Protection 

Aviva looks to tackle 'rental protection gap'

Aviva looks to tackle 'rental protection gap'

Aviva has launched a campaign encouraging advisers to discuss protection with clients living in rented accommodation.

The campaign targets what Aviva said is a growing "rental protection gap" and offers advisers tools and resources to encourage renters to consider protection in the same way they would with a mortgage client.

In 2017, the Financial Conduct Authority found renters were three times less likely than mortgage borrowers to have arranged life protection insurance.

Of the 14.8m UK adults living in rented accommodation, 81 per cent had no form of protection insurance, it found.
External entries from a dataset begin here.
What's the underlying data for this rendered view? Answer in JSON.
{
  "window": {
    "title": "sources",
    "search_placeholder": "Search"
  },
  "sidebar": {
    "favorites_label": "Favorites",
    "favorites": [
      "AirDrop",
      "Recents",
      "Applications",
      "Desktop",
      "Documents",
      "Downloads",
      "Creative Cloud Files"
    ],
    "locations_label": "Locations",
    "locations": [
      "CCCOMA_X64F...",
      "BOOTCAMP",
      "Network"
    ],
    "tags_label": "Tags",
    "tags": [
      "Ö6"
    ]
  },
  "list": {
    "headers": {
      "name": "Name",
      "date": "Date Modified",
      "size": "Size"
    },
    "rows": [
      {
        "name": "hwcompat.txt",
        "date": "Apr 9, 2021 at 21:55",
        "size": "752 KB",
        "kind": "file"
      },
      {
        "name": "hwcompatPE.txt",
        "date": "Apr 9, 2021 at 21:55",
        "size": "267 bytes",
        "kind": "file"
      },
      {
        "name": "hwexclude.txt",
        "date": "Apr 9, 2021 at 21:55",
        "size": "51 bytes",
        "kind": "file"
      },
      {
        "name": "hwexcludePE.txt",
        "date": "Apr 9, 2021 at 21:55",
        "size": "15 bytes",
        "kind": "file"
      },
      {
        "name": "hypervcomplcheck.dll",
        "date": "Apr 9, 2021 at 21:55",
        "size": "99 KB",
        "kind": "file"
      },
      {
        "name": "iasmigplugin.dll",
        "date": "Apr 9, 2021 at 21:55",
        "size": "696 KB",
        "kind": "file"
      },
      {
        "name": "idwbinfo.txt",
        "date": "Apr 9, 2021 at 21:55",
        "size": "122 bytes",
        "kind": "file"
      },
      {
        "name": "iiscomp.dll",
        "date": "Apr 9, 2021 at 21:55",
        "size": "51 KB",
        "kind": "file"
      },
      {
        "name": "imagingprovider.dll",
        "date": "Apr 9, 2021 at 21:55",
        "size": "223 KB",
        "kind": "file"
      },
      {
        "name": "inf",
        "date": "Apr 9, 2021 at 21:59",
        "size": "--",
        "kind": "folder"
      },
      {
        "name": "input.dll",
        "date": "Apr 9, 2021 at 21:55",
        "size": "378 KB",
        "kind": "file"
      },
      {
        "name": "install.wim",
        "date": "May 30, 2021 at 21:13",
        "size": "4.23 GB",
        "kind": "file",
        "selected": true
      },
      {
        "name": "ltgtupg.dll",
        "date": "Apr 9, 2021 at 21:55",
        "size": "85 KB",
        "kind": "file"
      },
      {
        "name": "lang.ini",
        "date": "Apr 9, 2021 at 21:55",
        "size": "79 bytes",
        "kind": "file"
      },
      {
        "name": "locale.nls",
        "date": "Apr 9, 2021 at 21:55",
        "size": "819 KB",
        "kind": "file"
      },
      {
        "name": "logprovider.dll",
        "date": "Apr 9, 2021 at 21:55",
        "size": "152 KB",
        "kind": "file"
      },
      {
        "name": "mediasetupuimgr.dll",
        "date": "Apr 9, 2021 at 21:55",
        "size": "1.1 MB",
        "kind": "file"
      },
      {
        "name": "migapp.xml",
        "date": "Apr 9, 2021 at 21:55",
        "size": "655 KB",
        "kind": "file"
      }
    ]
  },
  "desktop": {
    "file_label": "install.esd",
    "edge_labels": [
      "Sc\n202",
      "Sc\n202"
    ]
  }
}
Paul Dalgliesh, head of protection propositions at Aviva, said advisers were in a strong position to help address the growing rental protection gap.

He said: "The UK has seen a significant rise in the number of people renting – from young single urban professionals who may not be able to afford to buy, couples and families, through to older singles who may be divorced and ex-homeowners who are starting over again.

"Often, renters never address the risks they would face if they couldn’t meet their rent."

Mr Dalgliesh said the aim of Aviva’s new protection campaign was to help advisers initiate relevant conversations with potential protection clients.

In its clarification of mortgage protection income under the new system for state benefit assessments earlier this year, the Department for Work & Pensions omitted confirmation of the position of renters.

Roy McLoughlin, associate director at Cavendish Ware, said generation rent was a huge market the protection industry could not ignore and Aviva’s campaign was a move in the right direction.

He said: "People who rent still get ill and experience bad events - if we ignore this demographic just because they are not traditional homeowners, it would be disingenuous.

"Part of the movement needs to be an awareness message that if renters are off work ill, they are still required to pay rent - with welfare reform and universal credit, lots of renters wrongly believe they will be covered by the state in the event of illness.

"But the message is very clear - you cannot rely on the state and need to become self sufficient or at the very least work out what protection you are entitled to from your employer or put cover in place to protect yourself in the event of illness."

Mr McLoughlin said a large number of people were renting through estate agencies so it would be wise for more agency groups to look into protection - either offering it themselves or linking with advice firms.

He said: "I do not think there is a risk of overselling protection to renters - what we have learnt is payment protection insurance was a poor product, but we all know now that if sold correctly protection will be relevant to the vast majority of renters.